Forum Discussion

nudefirefighter's avatar
Sep 17, 2013

ANTENNA SIGNAL BOOSTER

I had a Winegard antenna (with booster) that worked very well. Well, at least until I left it up and ran under some low hanging tv lines while leaving a campground. I took it to my local RV repair shop for replacement. I'm military and put the motor home in storage while deployed. Now that I'm back I find that I'm not getting any TV reception. I try to turn on the booster power supply but the red light doesn't come on. I'm wondering if anybody has had this problem before. Wondering if they put the wrong antenna (no boost) when replaced or if booster switch unit is inop. Thoughts?

7 Replies

  • wa8yxm's avatar
    wa8yxm
    Explorer III
    I have two guesses. And you need to check them in the order I list them

    First: The connection between the antenna and the power supply (The box with the light) is a coax cable, actually 2 of them. This is one wire surrounded by another.

    Many times I've gone to plug in a coax cable and messed up, bent the center conductor so it touched the outer (nut) conductor and shorted the cable.

    Check the connection at the antenna, and at the roof (There should be a feed through in the roof) unless the caulk on the roof is very old (WHich means they reused the original cable)

    If it's shorted.. it won't work

    BUT.. Before you go up on the roof, Pull the wall module and with the cables pointing down, looking at the back of it, remove the LEFT MOST cable.

    Up on the roof with your multimeter check for a short, center to nut. No short, good, re-connect (Carefully) go back downstairs and re-connect.

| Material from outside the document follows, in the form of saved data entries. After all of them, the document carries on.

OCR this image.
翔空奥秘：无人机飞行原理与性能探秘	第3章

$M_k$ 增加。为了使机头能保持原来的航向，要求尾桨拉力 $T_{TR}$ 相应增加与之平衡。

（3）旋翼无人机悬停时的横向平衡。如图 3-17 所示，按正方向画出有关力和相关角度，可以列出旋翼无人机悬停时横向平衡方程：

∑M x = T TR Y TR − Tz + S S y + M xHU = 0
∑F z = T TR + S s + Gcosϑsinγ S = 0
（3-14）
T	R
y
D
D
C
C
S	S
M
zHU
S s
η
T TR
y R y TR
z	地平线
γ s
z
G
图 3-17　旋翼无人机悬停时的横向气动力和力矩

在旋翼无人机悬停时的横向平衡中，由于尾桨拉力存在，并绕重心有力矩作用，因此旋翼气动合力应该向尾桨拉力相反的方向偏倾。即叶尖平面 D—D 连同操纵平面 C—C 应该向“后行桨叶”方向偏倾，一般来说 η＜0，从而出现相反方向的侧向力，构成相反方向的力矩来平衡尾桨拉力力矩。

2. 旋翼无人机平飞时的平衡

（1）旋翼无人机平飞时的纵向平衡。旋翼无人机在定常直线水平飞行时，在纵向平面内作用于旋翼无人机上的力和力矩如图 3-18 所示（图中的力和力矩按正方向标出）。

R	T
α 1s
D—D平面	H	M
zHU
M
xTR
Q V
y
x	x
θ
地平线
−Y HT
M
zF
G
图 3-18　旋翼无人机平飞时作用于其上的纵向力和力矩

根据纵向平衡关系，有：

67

    now.. Replace the fuse that feeds the power supply. (Where that is, I can not tell you but logically it's in the main fuse panel for the house... Or not.
  • X2 on Bill.Satellite You'll find it with his advice. And if you have to replace the plate with the booster power supply in it, then there is a newer type out now for a few extra dollars that will tell you the signal strenght to boot. Good luck
  • If you have no power to the Winegard power supply (not a booster) then the booster located in the head of the antenna cannot work and you will therefore get just about no reception. The dealer who fixed it did not fix it.
    You can go on the roof and remove the coax from the head of the antenna and put a voltage meter on the center wire of that coax. My guess is that you will find no voltage and 12-13VDC is required. If I am right you have a blown fuse somewhere to the Winegard wall plate, a bad wall plate (12V power supply) or a bad cable/connection. I have frequently seen dealers reverse the Cable and Antenna connection on the back of the wall plate as well which would result in no power to the antenna.
  • I did the same thing once, failing to lower the batwing. I replaced it myself and reattached the same coax to the new batwing. This didn't affect the booster.
  • There should be a fuse in the fuse panel for powering the antenna amplifier. Verify it is not blown. The amplifier is actually in the antenna head and the outlet just provides 12VDC to the antenna head via the coaxial cable. If the fuse is not blown remove the cover and verify none of the wires have come disconnected. The 12V positive and negative wires have push-on connectors. If there is 12V available and the LED will not light I would say the power supply outlet is shot.